A common suggestion is to remove the self-sufficiency mandate, a move which proponents argue would allow BC Hydro to pursue a new source of capacity, the market. While there is merit to the debate over whether to repeal self-sufficiency, the notion that trade alone could solve BC Hydro’s capacity shortfall suggests a false solution. This is due to the nature of how electricity markets transact. These spot markets, such as the Mid-Columbia (“Mid-C”), for example, clear (most hours) at the short-run marginal cost (“SRMC”). This cost represents a price which covers the variable cost of the producer and makes some contribution to its fixed costs. The power that flows into Mid-C, and clears at this price, is largely the hourly surplus from plants in the region.

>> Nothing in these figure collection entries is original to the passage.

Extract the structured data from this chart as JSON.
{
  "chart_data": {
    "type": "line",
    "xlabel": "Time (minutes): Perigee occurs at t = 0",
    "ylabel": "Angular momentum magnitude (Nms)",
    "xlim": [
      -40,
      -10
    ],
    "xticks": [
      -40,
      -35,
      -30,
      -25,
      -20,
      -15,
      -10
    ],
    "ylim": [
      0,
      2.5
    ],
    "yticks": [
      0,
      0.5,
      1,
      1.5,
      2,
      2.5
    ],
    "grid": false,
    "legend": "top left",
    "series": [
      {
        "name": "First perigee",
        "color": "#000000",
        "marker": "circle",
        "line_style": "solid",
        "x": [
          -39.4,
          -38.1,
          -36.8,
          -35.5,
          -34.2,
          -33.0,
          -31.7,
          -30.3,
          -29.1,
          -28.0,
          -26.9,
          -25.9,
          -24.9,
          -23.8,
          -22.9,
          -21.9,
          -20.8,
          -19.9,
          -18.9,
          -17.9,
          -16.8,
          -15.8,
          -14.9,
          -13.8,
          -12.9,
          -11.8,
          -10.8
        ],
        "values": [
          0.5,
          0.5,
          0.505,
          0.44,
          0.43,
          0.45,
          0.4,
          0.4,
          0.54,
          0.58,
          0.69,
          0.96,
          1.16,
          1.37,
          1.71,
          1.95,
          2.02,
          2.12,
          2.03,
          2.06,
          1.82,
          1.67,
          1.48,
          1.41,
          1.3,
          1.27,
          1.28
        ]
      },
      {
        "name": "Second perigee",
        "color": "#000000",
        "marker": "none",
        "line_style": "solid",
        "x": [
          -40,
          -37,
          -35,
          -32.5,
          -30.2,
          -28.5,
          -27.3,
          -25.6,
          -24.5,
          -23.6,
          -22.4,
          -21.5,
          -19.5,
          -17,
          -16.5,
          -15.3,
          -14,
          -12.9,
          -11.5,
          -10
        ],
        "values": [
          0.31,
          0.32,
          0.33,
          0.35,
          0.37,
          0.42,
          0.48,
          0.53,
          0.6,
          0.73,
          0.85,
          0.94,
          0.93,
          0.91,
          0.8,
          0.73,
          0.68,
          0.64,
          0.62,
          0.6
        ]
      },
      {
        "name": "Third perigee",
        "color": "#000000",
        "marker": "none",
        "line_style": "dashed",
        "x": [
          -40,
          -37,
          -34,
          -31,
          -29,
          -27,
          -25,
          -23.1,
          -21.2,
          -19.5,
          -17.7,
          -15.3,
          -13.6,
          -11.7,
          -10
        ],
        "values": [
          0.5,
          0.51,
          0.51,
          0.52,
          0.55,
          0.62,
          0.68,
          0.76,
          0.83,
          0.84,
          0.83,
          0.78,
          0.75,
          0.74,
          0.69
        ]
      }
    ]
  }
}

Logically then, surplus energy selling at the SRMC will be available relatively cheaply. While this represents a potential source of energy, hence the merit to the self-sufficiency debate, it is not a reliable source of capacity, which BC Hydro needs. Relying on other utilities to constantly supply a surplus of energy available for cheap is not a sustainable long-term resource planning strategy for BC Hydro. The absence of guaranteed supply rules this out as an option.
Amending other aspects of the CEA, such as the 93% standard, or the various prohibitions on generation options, could be an option for Government. Such a shift would give BC Hydro more resource planning options to add additional capacity. However, Government may find that moving to allow new hydro projects or walking back on its stance on natural gas generation, for example, is politically unpalatable. Approving Site C was already contentious. Repealing or amending environmentally focused legislation in order to allow new dams or non-renewables so soon after Site C’s approval is likely a scenario this government wishes to avoid.
If Government opts not to make changes to the CEA, BC Hydro will need to embrace one or more of the supply options described in this paper, with the heaviest reliance on biomass and geothermal.
Geothermal has marked untapped potential, but the barriers to its inclusion in BC Hydro’s portfolio are strong. The use of the technology would be a first in Canada, and the associated costs are steep. More than likely, the financially workable path to geothermal development would involve two fundamental changes to current practice. First, BC Hydro’s procurement approach would need to change, to reflect the up-front risk of geothermal and its ability to deliver capacity as well as energy. Second, a broader commitment to large scale geothermal development would need to occur. This work would be challenging, but the option is there.
Biomass, conversely, already exists in the Province. The technology is not free of problems but its path to expanded implementation is much simpler than geothermal. Further, major steps could be taken to mitigate the issues with biomass. For example, deeper co-operation with industry and specifically forestry companies could work to negate the fuel supply issues associated with biomass. Incentivizing construction of more plants like the one in Mackenzie, for example, could be a model that is pursued. Minimizing risk would allow BC Hydro to focus on extracting biomass’ value: a clean, renewable source of both energy and capacity that works to eliminate BC Hydro’s pending capacity shortfall while being compatible with Government’s environmental goals.